Trump's purpose is now clear. He intends to use this shutdown to achieve a "political purge"-massive layoffs, pay cuts, and systematic cancellation of projects that the Republican Party does not like.
This means that the stall in his hands has shifted from a passive governance crisis to a strategic tool for activism. He clearly pointed out that the Democratic Party’s stance has caused a stall in budget negotiations, while the White House is committed to “taking advantage of the current situation.”
This is nothing more than a political “limit pressure” aimed at forcing the other party to return to the negotiating table, but rather to rebuild a power pattern on the ruins of a standstill that is more consistent with its own political intentions.
When hundreds of thousands of civil servants lose their livelihoods, and when the national public service is semi-paralyzed, the White House's operating manual is about how to use this chaos to advance the party agenda.
In this context, Trump's move to sign a memorandum to "guarantee military salaries" is particularly subtle.
The military community enjoys a special position in the American political ecology and is a "sacred cow" that cannot be profaned in public opinion.
In any budget crisis, military stability is the overwhelming consensus.
He made a high-profile promise and finally implemented the payment of soldiers' salaries, and instantly occupied the moral high ground in the field of public opinion.
This move sends a carefully packaged signal to the outside: I, Trump, still unswervingly support the heroes who defend the country even in the predicament.
At the same time, the plight of the other 1.4 million federal employees-from national park rangers to food safety inspectors to the 13,000 air traffic controllers who will be working unpaid at the end of the month-is cleverly reflected as the price that Democrats must bear for their unwillingness to compromise.

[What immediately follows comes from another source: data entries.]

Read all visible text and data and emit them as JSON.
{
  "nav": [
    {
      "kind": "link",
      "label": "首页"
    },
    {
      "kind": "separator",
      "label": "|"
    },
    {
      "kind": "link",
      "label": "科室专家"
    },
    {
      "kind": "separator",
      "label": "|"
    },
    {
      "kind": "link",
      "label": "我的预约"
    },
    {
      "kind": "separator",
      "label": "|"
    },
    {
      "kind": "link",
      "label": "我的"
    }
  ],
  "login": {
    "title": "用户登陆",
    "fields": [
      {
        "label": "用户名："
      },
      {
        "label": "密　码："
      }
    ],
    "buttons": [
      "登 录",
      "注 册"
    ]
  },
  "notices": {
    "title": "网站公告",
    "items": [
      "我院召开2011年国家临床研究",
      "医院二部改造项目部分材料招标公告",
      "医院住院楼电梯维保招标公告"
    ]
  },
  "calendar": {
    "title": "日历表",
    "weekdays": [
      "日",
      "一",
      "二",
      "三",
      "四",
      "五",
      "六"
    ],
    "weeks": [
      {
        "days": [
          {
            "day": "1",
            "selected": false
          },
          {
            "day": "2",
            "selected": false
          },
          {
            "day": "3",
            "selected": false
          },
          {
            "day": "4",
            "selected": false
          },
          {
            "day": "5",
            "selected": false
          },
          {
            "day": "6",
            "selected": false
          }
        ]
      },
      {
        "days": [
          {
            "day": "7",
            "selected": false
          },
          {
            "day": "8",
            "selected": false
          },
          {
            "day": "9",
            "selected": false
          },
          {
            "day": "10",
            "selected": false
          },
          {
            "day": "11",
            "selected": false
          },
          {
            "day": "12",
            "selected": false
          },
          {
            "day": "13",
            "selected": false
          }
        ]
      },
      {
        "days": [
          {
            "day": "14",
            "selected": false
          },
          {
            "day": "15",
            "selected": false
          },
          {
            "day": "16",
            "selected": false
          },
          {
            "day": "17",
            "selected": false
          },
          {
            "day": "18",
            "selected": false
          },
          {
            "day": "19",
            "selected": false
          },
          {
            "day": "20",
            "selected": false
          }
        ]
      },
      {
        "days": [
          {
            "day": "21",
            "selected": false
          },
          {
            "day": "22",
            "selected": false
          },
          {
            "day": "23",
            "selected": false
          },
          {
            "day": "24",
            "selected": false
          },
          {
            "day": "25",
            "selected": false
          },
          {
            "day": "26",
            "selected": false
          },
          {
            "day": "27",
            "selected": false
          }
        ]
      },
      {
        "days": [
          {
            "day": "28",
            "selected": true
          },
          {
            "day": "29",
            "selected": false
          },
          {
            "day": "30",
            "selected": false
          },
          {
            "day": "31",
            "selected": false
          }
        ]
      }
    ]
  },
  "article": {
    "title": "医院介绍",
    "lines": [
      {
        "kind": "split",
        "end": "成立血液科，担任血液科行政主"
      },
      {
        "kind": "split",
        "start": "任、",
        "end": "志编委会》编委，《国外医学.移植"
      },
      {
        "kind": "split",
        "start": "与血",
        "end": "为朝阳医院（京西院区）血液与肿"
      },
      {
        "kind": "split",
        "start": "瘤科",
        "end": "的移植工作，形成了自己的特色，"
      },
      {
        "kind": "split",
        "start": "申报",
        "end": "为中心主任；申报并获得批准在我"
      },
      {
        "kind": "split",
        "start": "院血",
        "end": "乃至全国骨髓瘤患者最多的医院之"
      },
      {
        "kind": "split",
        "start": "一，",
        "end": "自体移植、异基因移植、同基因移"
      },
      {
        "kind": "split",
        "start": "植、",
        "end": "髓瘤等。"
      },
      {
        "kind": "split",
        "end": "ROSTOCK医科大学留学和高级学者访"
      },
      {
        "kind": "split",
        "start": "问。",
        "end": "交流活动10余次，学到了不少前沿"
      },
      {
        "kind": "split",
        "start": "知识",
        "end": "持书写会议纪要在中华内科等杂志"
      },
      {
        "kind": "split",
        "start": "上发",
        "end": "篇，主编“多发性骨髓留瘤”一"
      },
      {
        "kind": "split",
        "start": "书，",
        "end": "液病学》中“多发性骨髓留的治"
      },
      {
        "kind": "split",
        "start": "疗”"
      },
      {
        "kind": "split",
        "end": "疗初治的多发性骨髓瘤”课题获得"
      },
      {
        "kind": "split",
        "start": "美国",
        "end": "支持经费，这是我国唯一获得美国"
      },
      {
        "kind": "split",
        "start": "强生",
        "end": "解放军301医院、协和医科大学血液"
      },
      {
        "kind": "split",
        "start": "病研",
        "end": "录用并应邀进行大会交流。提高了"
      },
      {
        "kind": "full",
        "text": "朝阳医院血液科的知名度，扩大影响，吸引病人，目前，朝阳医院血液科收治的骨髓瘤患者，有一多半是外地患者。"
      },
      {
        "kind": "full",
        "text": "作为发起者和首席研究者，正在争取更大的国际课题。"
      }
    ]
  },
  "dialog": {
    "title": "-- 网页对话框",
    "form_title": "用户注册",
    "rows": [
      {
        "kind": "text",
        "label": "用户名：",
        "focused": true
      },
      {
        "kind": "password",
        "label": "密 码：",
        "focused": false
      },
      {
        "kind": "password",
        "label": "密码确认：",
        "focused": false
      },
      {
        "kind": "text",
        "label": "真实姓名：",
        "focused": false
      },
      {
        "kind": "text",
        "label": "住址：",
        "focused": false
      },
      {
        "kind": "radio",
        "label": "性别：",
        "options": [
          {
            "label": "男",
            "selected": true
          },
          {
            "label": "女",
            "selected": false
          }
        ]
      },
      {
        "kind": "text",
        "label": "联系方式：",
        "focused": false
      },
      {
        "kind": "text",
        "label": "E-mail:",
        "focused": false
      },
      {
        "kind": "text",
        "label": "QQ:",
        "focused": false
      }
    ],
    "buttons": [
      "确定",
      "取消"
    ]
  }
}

This is a plan to kill two birds with one stone: it not only appeases the most deterrent military, but also successfully shapes most of the pain caused by the shutdown to society into "criminal evidence" of political opponents.
However, this “generous” arsenal is full of controversy and risks.
The president's memorandum lightly mentioned "using funds available to the Department of War," while subsequent information showed that the money was essentially about $8 billion "found" from the Department of Defense's research and development, testing and evaluation funding.
This operation touched a red line in the U.S. constitutional system called “the right to allocation.”
In the "ancestral practice" established at the beginning of the founding of the United States, the final decision on how and where the government spends money lies with Congress, which represents public opinion.
The president’s responsibility is to implement laws and budgets, not to create budgets on his own.
Trump’s move is equivalent to unilaterally allocating special funds for defense research to Congress to pay wages.
This is undoubtedly a blatant challenge to the core powers of Congress.
As legal experts have warned in advance, this behavior “may be at risk of litigation” and it opens a dangerous precedent: the president can redistribute public funds without Congress’ authorization, on his own will.
This goes far beyond the budget battle. It is a "constitutional storm" in which executive power attempts to corrode legislative power.
Thro the whole situation, this wave of turmoil surrounding the army and government, its core narrative is not people's livelihood and stability, but a cold calculation of power.
The Trump administration has demonstrated a clear political logic: using the shutdown to attack political opponents, shifting responsibility by selectively protecting key groups, and not daring to break through long-standing conventions of checks and balances of power to achieve short-term political goals.
When safeguarding the wages of the military should be a two-party consensus measure that needs to be implemented in a way that is “contrary to ancestral practice,” it is precisely indicating that the normal mechanism of consultation in American politics is almost ineffective.
There were no real winners in the game—the military’s salaries were temporarily secured, but the research funds needed for its long-term development were wasted; federal employees were held hostage in political struggles.
And the deepest harm is inflicted on the three-power separation system America is proud of.
This new line of power drawn by the White House is likely to be the wound of continued bloodshed in American politics for a long time in the future.